Castle Crashers Dev Doesn't Expect Games Industry to Stabilize
Developers may live game-to-game, but the team behind Battleblock Theater believes the industry will continue to grow.
The games industry is going through an interesting transition right now. It's arguably easier than ever for developers to create unique games for enthusiastic audiences, but nobody really knows what will be successful. That kind of instability makes everyone nervous, especially on the cusp of a new console generation, and The Behemoth doesn't expect things to change anytime soon. The lone silver lining is that while instability is frightening, the Battleblock Theater developer believes it could push the industry into the future.
"We're definitely getting more options but I don't think us or anyone else will ever be 'stable', per se," says The Behemoth's Dan Paladin. "I say this because game development--whether AAA, mid-size, or small--has always been the same big-size gamble. As a developer you'll spend (proportionally to your size) a very large amount of money on something you can only hope people want to play. You live game-to-game, because that's where all your income is coming from. If your latest game doesn't do well that's probably the end of it for you no matter whether you're big or small. Gargantuan companies get a bit more leeway of course!"
"In a way it is kind of a crap shoot," adds John Baez, "since a big studio with a big budget and a well-reviewed game can still go bankrupt and a small four-man studio can crank out what looks like an unfinished game and make millions ... It is that kind of serendipity that will keep the industry moving forward." While moving forward in an unstable industry sounds counter-intuitive, Baez points an an increasing number of trained artists and programmers entering the workforce. "There seems to be such a glut that these people are going to have to make new studios because there just is not enough development going on to absorb all these people."
However uncertain the future may be, The Behemoth intends to stick with its traditional game development model, maintaining a strong relationship with Microsoft and the Xbox 360 platform. "We have been able to build some new tools, but for us, nothing has changed much," Baez explains. "The 55-gallon drum which has been converted into a trash can still occasionally burst into flames."
Source: Games Industry International
The games industry will expand.

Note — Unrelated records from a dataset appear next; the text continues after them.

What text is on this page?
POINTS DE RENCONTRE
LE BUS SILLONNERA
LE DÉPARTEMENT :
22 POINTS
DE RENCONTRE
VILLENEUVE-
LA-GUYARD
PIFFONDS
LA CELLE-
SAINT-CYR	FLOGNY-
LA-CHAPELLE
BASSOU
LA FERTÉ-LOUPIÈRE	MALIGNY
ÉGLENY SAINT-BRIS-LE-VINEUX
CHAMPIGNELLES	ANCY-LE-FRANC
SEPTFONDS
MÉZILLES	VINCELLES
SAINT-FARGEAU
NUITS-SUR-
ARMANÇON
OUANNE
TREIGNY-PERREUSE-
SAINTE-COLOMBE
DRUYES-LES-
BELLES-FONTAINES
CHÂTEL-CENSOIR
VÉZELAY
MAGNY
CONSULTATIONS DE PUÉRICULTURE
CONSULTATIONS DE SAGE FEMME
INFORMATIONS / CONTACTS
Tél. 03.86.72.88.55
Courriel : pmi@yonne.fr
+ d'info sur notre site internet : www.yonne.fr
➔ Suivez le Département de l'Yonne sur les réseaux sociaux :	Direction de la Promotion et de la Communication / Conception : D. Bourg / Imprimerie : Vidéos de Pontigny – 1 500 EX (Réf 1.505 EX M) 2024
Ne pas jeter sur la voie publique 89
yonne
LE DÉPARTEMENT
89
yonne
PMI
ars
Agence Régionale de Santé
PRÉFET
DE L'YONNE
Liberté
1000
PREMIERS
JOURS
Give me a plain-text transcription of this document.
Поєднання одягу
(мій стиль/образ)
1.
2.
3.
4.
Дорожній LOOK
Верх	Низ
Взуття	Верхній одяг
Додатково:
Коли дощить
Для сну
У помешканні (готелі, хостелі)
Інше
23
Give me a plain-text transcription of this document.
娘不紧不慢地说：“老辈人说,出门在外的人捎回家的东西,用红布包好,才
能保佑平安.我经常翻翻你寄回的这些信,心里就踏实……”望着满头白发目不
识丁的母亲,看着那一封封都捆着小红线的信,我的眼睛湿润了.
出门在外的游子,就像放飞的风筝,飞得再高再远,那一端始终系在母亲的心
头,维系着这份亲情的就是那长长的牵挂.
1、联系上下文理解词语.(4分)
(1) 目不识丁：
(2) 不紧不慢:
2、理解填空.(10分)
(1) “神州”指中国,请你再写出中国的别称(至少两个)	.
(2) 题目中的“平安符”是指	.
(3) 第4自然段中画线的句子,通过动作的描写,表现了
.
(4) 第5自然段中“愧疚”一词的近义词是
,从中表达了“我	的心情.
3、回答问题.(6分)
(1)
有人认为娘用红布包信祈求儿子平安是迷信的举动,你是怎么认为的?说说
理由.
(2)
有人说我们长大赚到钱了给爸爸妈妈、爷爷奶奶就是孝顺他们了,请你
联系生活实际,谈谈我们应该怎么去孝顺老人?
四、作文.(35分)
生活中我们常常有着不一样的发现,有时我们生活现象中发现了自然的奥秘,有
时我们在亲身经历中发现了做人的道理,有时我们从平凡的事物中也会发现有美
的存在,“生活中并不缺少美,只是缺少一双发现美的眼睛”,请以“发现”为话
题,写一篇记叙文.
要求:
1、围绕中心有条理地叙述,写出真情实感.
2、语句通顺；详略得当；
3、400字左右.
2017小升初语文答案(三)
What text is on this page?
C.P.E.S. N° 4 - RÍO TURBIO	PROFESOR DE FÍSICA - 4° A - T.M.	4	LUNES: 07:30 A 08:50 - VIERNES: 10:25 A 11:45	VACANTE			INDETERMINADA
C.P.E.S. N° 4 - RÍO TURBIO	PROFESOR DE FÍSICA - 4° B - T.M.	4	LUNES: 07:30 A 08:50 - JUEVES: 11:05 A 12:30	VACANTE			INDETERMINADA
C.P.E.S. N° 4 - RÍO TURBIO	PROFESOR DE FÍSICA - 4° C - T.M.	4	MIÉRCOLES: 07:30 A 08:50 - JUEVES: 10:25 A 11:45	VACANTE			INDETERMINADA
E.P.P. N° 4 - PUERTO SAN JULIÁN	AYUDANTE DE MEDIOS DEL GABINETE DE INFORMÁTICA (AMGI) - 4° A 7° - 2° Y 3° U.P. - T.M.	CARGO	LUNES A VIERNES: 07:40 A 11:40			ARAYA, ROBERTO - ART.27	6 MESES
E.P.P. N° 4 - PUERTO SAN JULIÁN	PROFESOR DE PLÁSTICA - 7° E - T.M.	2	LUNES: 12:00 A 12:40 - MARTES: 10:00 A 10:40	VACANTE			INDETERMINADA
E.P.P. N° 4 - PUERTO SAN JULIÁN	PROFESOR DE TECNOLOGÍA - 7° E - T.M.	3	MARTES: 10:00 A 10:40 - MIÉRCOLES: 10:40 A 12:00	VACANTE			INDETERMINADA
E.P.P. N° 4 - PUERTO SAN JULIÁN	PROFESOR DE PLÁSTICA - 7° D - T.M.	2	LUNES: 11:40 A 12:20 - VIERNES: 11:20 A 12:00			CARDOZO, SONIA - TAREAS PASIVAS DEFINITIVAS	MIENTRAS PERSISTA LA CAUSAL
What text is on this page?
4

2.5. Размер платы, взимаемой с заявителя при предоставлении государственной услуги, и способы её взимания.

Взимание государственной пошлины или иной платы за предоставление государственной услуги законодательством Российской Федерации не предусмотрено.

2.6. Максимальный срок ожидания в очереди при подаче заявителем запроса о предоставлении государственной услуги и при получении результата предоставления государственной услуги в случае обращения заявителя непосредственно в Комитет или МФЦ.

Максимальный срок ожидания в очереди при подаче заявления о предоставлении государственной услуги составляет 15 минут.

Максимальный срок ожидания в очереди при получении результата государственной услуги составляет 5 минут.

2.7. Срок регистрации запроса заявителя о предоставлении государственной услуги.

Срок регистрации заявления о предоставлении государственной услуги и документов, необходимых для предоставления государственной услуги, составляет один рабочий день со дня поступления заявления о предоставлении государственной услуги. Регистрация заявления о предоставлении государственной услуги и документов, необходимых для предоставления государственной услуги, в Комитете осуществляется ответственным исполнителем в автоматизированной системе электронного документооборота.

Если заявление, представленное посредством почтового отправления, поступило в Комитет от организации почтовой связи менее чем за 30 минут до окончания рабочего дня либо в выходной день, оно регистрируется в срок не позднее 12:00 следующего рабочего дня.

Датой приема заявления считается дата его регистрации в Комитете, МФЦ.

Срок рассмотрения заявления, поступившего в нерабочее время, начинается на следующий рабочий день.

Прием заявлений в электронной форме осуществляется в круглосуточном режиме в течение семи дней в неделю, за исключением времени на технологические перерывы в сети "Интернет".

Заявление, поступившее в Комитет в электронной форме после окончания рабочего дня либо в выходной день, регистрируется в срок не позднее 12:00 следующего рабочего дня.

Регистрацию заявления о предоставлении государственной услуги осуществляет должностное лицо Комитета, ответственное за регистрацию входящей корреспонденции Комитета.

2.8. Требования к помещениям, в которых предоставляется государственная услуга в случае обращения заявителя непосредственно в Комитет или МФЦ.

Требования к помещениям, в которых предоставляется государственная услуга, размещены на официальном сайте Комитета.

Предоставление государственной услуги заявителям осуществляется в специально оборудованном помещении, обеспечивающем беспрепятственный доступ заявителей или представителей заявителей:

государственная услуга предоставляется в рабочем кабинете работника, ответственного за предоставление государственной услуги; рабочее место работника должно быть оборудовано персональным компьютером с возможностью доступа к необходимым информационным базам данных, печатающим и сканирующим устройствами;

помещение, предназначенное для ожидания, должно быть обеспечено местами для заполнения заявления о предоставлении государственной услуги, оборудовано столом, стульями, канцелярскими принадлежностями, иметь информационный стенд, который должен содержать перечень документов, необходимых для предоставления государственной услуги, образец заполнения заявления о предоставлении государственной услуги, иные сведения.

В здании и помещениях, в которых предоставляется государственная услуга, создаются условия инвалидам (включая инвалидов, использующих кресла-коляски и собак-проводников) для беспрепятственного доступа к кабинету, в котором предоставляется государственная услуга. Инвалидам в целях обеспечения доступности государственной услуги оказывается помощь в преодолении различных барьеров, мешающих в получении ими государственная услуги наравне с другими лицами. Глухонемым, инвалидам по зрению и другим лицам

It is only a matter of time. With large parts of South America's population starting to afford more and more electronics, and an increased awareness on the unfair legal sales of games in countries such as Brazil, that growth might come sooner rather than later. I don't know the entire situation in south east Asia and Africa, but if things develop without major hinderance, people will want to start consuming products.
It might be too early to say how it'll get there, but I'm pretty confident that it will get there, within my lifetime.
Though it might not come fast enough to save certain parts of the industry that are on shaky ground right now, but from what I can tell the huge industry giants have only themselves to blame for that.
We'll keep growing, but first we need to lose the dead weight.
Thankfully this new generation should be a decent laxative.
That kind of instability makes everyone nervous
Far from everyone, both in the absolute and the relative sense of the phrase. Some of us (many, in some circles and cross-segments) could not imagine a more exciting state for the industry.
As a meteorologist, I'm a big fan of instability.
It makes things interesting and less...repetitive.